In fact, by the standards of the day, Dick James made the Beatles—a band with one hit record and zero leverage in the industry—a pretty good deal.
Keep in mind that when Chuck Berry recorded his first 45 for Chess Records in the mid-’50s, the Chess brothers made him share songwriting credit—right on the label—with a prominent disk jockey, as well as with the company’s landlord. The publishing rights to Little Richard’s “Tutti Frutti” were purchased by his label bosses for all of 50 dollars. This kind of wholesale theft was commonplace; in the early rock era, the ethics of the average music publisher could make a mob capo blanch.
In 1981, with Yoko Ono, McCartney attempted to make a joint purchase of the ATV music catalogue. At a 1990 press conference, McCartney stated, "I was offered the songs to buy for 20 million pounds", but did not want to be perceived as being "grabby" for "owning John Lennon's bit of the songs". So he asked Ono if she would make a joint purchase with him, sharing the cost equally. According to McCartney, Ono thought they could buy it for half the price being offered and he agreed to see what could be done about that. McCartney then let the deal fall through when they were not able to make a joint acquisition.A few years later, McCartney recorded with Michael Jackson. As always, the Wiki knows all:
During their collaboration on the song, "Say, Say, Say", McCartney informed Jackson about the financial value of music publishing.
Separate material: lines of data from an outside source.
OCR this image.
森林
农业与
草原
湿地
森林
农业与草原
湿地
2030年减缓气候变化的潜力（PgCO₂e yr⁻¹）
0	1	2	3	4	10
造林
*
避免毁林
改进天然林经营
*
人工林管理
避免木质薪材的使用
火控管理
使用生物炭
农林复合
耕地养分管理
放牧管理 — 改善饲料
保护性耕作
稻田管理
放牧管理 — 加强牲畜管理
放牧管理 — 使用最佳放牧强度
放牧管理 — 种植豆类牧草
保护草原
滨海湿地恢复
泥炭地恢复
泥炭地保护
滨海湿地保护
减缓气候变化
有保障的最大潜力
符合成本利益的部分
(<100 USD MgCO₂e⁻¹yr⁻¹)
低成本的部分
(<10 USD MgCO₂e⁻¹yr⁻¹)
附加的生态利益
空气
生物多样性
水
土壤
According to McCartney, this was his response to Jackson asking him for business advice. McCartney showed Jackson a thick booklet displaying all the song and publishing rights he owned, from which he was then reportedly earning £24.4 million from songs by other artists. Jackson became quite interested and enquired about the process of acquiring songs and how the songs were used. According to McCartney, Jackson said, "I'm going to get yours [Beatles' songs]", which McCartney thought was a joke, replying, "Ho ho, you, you're good".And, that's how the songs ended up at Sony Music.
McCartney and Yoko Ono were given first right of refusal, but both passed when they couldn't strike a deal. Michael Jackson stepped in and bought the catalog, including Northern Songs. Once he owned the songs, he started licensing them out for tee vee commercials, something The Beatles had always resisted. This outraged Beatles' fans around the world.
When Jackson started to experience some cash flow problems, he eventually sold the rights to half of his publishing company to Sony, where they have stayed ever since.